For on-premise customers only, Lilt supports Single Sign-on (SSO), which allows you to authenticate to the Lilt platform using an identity provider other than Lilt.

Currently, user accounts must pre-exist in the Lilt system before SSO can be used to authenticate a user. 

Google SSO

Lilt platform users can sign in via their Google account. 

After being invited to join Lilt by someone in your organization, you can create an account using Google Sign-in. 

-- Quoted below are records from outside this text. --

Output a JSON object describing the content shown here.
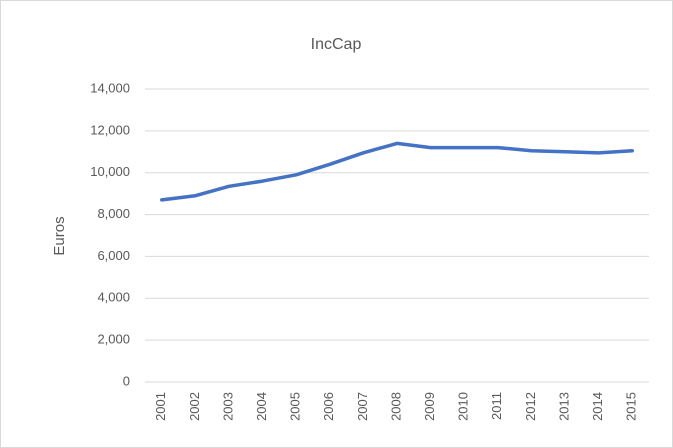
{
  "chart_data": {
    "type": "line",
    "title": "IncCap",
    "y_label": "Euros",
    "categories": [
      "2001",
      "2002",
      "2003",
      "2004",
      "2005",
      "2006",
      "2007",
      "2008",
      "2009",
      "2010",
      "2011",
      "2012",
      "2013",
      "2014",
      "2015"
    ],
    "series": [
      {
        "name": "IncCap",
        "color": "#4472c4",
        "values": [
          8700,
          8900,
          9350,
          9600,
          9900,
          10400,
          10950,
          11400,
          11200,
          11200,
          11200,
          11050,
          11000,
          10950,
          11050
        ]
      }
    ],
    "ylim": [
      0,
      14000
    ],
    "yticks": [
      0,
      {
        "value": 2000,
        "label": "2,000"
      },
      {
        "value": 4000,
        "label": "4,000"
      },
      {
        "value": 6000,
        "label": "6,000"
      },
      {
        "value": 8000,
        "label": "8,000"
      },
      {
        "value": 10000,
        "label": "10,000"
      },
      {
        "value": 12000,
        "label": "12,000"
      },
      {
        "value": 14000,
        "label": "14,000"
      }
    ],
    "grid": true
  }
}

Users with existing Lilt accounts that use traditional username/password sign in can access their accounts and all their data using Google Sign-in with an email address that matches their existing account. Users may use both sign-in methods interchangeably.

OpenID Connect

• OpenID Connect (OIDC) authentication is available only for on-premise installations of Lilt.
• Lilt must be registered as a client with your OIDC provider before installation. Client key, secret and configuration parameters need to be configured during installation. Those parameters will be set by your systems administrator under the front:config:SSO property in the helm values file.
• A Lilt installation can support only one OIDC configuration at a time.
• After configuration, OIDC authentication can be used to authenticate existing Lilt accounts and their data.
• To create new user accounts, users must first be invited by email using the “New member” screen in the Lilt Organizations tab. After being invited, new users sign in using the SSO sign in button on the sign in page.
• The integration supports encryption with the OpenID provider via HTTPS but does not additionally encrypt the OpenID payload.
• OpenID support has currently been tested with the following two signing algorithms: SHA256 and HS256.